Parallelwelten
Die Fahnen schwenkenden Genossinnen und Genossen an den Infoständen der SPD in Hessen und im Bund dies Jahr beschieden Mainstream-Medien Mut aus Verzweifelung, niemand in den Redaktionsbüros rechnete nach dem Jahr Hatz auf die Partei in Hessen oder nach elf Jahren zuletzt völlig geräuschloser Regierungsbeteiligung einen Wahlsieg. Anders als Schäfer-Gümbel, der sich dem Wähler in der Kürze der Zeit zwar bemühte mit Hessen vertraut machen konnte, war Steinmeier als Aussenminister in Deutschland ein Unbekannter, beiden stand eine ungeheure, nie dagewesene Maschinerie zur Verfügung, seitens der Partei, ihrer Funktions- und Mandatsträger, nicht zuletzt der Parteibasis und einer Agentur mit wachem Geist. Alldas konnte uns Genossen zumindest den Wahlkampf erträglich machen – anders als beispielsweise Jürgen Walter seinen Schützling Gerhard Bökel 2003 in einem Bus von der Aussenwelt geschützt durch Hessen fuhr, als seien sie Touristen, und mit Plakaten vom Charme einer Kleinanzeige. Doch nicht nur wir Genossinnen und Genossen lebten in der kurzen Phase bis zur unerbittlichen Niederlage in einer Parallelwelt.
Vereinzelte Journalisten beteiligten sich in den vergangenen Jahren maßgeblich an einer nie dagewesenen Hetze auf die einzige wahre Volkspartei1, aufgrund ihrer allgemeinen Schreibe angesehene Qualitätsjournalisten wie Giovanni di Lorenzo, der Ministerpräsidentinkandidatin Ypsilanti politisch vogelfrei erklärte und dem jüngst neue Weihen zukamen, oder Volker Zastrow, der Autor der – vorläufig endgültigen – Reinwaschung der Parteiheiligen Dagmar Metzger „Die Vier: Eine Intrige“. Manchmal vermengen sich die Parallelwelten auch, so lud beispielsweise jüngst das aus der SPD ausgegründete Kulturforum der SPD Zastrow zur Lesung ein, mit anschließender Diskussion.
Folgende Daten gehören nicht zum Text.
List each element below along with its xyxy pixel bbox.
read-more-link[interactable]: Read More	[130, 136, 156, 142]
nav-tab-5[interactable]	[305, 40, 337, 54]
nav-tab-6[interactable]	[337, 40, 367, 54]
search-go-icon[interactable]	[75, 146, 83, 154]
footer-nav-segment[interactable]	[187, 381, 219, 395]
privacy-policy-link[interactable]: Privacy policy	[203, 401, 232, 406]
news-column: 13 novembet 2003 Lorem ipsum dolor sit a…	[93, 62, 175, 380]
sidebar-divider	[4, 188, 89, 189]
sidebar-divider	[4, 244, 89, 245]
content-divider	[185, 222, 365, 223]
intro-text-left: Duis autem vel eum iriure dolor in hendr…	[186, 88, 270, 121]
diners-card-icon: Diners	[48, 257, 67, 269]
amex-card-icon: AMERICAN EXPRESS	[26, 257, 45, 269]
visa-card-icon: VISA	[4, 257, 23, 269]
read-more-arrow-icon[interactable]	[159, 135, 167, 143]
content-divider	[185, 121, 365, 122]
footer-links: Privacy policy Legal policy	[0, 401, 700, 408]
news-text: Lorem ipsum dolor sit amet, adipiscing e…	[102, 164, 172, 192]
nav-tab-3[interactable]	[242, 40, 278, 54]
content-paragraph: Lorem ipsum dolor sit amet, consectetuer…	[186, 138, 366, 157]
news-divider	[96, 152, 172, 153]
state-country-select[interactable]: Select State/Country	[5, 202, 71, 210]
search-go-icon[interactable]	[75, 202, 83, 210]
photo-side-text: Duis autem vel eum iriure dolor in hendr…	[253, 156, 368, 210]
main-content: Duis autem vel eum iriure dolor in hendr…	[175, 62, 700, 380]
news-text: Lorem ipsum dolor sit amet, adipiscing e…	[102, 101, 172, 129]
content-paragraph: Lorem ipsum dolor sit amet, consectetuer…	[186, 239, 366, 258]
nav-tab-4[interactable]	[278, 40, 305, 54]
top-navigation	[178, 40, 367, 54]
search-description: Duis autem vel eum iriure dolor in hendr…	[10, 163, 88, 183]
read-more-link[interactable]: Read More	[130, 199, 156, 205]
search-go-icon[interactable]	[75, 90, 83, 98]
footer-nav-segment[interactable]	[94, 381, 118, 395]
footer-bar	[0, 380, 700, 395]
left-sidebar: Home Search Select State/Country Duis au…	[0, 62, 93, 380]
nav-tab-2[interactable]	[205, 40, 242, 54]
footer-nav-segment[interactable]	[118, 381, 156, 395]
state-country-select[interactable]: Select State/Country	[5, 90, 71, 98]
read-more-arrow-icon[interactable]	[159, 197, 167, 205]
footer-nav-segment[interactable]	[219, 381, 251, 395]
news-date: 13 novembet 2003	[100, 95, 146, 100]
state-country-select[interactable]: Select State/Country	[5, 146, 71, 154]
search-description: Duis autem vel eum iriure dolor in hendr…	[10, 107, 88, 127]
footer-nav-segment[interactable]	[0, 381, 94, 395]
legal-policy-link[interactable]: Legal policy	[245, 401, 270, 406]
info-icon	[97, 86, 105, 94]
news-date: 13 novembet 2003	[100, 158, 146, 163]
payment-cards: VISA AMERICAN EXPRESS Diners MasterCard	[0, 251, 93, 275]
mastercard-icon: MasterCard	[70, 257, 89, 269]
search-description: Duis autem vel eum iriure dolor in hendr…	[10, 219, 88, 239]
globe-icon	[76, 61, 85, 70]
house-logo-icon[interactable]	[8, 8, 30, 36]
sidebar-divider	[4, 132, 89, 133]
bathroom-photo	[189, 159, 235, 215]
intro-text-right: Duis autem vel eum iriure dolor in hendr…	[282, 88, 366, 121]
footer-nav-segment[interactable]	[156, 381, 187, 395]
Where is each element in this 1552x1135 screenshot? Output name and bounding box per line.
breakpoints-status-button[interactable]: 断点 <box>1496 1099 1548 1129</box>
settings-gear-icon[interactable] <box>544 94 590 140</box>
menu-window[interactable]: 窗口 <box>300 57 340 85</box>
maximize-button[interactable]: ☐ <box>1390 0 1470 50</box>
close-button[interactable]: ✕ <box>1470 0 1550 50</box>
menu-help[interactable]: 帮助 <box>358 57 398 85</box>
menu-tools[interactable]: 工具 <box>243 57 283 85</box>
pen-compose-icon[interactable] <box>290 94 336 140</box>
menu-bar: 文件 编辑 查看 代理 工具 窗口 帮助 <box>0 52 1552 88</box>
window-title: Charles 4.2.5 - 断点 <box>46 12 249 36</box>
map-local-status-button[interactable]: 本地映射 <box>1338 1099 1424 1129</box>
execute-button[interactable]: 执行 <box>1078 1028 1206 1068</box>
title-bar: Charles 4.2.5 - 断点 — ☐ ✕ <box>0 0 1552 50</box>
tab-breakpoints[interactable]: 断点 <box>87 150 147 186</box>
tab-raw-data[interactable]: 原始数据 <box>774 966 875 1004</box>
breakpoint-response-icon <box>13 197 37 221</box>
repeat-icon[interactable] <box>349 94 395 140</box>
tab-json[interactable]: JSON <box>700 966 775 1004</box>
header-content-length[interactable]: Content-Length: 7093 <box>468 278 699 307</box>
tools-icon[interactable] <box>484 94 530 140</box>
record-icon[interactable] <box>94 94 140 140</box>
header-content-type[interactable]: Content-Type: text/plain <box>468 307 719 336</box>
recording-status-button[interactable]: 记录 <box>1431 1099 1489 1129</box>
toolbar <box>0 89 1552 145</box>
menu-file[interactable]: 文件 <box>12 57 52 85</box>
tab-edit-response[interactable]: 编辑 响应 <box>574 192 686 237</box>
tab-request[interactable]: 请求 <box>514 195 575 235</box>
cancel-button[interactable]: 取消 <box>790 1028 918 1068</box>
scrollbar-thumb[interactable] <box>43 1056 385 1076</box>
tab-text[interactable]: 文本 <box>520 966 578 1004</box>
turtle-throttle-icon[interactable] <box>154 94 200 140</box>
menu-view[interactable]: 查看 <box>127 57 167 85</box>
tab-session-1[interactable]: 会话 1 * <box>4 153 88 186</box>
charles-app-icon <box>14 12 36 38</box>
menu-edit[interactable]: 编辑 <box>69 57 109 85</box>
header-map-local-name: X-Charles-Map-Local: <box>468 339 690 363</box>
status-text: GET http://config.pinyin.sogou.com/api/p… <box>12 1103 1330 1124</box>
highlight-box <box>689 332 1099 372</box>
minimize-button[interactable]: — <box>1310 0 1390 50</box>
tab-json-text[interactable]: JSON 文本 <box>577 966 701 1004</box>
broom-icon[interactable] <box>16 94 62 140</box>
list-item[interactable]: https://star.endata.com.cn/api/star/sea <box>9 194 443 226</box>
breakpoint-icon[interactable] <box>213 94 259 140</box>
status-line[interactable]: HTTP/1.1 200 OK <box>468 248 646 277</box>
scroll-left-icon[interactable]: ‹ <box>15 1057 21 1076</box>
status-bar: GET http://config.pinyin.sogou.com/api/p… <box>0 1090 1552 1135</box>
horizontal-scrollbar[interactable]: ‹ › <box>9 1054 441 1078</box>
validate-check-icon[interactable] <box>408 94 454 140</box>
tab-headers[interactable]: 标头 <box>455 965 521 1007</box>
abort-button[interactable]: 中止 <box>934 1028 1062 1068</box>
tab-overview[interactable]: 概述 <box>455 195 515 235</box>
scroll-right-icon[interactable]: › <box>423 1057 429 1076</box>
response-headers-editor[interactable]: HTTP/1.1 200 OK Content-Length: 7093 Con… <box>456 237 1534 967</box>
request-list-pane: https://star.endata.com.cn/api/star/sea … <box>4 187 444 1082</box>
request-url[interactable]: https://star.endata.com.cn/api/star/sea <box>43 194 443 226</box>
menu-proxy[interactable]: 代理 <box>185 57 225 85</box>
Zastrow genießt seinen Nebenerwerb auf Kosten der SPD, indem er seinen Namen fortlaufend in Zusammenhang mit der SPD in Erinnerung bringt, so beispielsweise gestern wieder – schließlich ist ja bald Weihnachten.
»Jagd auf Dissidenten« ist das neuste Machwerk übertitelt, und warum ich glaube das Herr Zastrow und seine Kollegen in einer Parallelwelt leben, will ich kurz darstellen:
- Wer über Jahre hinweg gegen bestimmte Persönlichkeiten2 des politischen Lebens anschreibt, ist wohl kaum geeignet objektiv von Jagd politisch Andersdenke zu schreiben. Wenn er es hingegen tut, und dabei Terminius Jagd verwendet, dem darf unterstellt werden das er größtmöglichen Schaden anrichten will und keine Ruhe gibt bis er so – durch zufriedenstellenden Absatz seines Buches – oder so – durch das herbei geschriebenen Ableben der Volkspartei – satt ist.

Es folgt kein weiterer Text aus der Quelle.